The nucleus of Markarian 590 has been found to be active. The most accepted theory for the energy source of active galactic nuclei is the presence of an accretion disk around a supermassive black hole. The mass of the black hole in the centre of NGC 4593 is estimated to be 47.5±7.4×10^6 M_solar based on reverberation mapping.

The active galactic nucleus (AGN) of Markarian 590 has been categorised as change looking. This category of Seyfert galaxies is characterised by a change in the spectrum, with the broad emission lines disappearing or appearing, and thus changing the galaxy from to type I to type II and vice versa. Markarian 590 was originally characterised as a type I Seyfert galaxy, but later observations categorised the galaxy as type 1.5 and type 1.9-2.

The broad line emission of Markarian 590 strengthened by a factor of tens from the 1970s to the 1990s and then decreased about 100 times in the 2000s in optical, UV, and X-ray wavelengths, and the broad component of the Hβ emission line disappeared completely. Observations by Suzaku X-ray satellite in 2011 revealed that the soft X-ray excess emission could no longer be detected, while the X-ray continuum flux had minimal change. The X-ray spectrum does not show evidence of obstruction; instead the variation is caused by a change in accretion rate. Observations of the galaxy in the infrared wavelengths revealed a sharp decrease in luminosity between 2000 and 2001. Also, during the low activity period, the radius of the circumnuclear dust torus decreased to 32 light days. In 2014, the soft excess emission had reappeared in observations by Chandra X-ray Observatory, as well as the broad MgII emission line.

The radio emission of the galaxy is concentrated to a single core source, and extends to two components at a radius of about 2 arcsec (~1 kpc) and 6 arcsec (~3 kpc) from the core, that probably are related to the ring-like molecular gas structures observed in CO(3-2) imaging.
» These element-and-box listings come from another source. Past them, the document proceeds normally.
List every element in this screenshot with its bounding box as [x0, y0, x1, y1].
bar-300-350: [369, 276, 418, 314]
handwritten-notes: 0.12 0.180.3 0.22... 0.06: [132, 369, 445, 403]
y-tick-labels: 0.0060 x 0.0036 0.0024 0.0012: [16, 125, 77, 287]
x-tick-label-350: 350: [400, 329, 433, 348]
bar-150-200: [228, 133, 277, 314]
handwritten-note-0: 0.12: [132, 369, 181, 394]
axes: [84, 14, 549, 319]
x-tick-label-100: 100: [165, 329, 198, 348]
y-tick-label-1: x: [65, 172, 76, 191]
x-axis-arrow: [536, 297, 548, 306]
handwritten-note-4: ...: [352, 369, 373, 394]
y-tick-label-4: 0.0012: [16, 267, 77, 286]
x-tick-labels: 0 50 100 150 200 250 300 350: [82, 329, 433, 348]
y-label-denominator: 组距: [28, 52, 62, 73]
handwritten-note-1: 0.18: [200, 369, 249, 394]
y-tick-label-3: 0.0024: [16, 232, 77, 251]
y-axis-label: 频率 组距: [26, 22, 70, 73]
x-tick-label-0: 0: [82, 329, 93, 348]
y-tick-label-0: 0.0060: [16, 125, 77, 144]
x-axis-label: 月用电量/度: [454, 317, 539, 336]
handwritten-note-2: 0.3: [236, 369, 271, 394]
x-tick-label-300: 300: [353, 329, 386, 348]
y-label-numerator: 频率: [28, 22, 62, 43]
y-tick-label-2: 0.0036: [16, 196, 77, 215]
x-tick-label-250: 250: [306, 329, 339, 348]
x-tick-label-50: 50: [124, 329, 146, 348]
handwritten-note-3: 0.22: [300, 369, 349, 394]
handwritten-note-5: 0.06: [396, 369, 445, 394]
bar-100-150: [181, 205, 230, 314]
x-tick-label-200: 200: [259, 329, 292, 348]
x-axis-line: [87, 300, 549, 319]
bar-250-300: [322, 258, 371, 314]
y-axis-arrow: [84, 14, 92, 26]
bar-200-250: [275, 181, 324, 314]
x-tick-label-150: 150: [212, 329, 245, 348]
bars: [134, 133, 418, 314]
The outer gas ring is probably related to the spiral arms of the galaxy while the inner ring is related to faint dust lanes. The central molecular gas mass is estimated to be less than 1.6×10^5 M_solar, not significantly less than other AGNs. A faint parsec-scale radio jet extending 2.8 mas to the north has been detected using very-long-baseline interferometry. The radio emission exhibits long term variation that follows that of the other wavelengths.

X-ray observations of the galaxy has shown the presence of ultra fast outflows, in the form of blueshifted absorption lines of O viii, Ne ix, Si xiv, and Mg xii.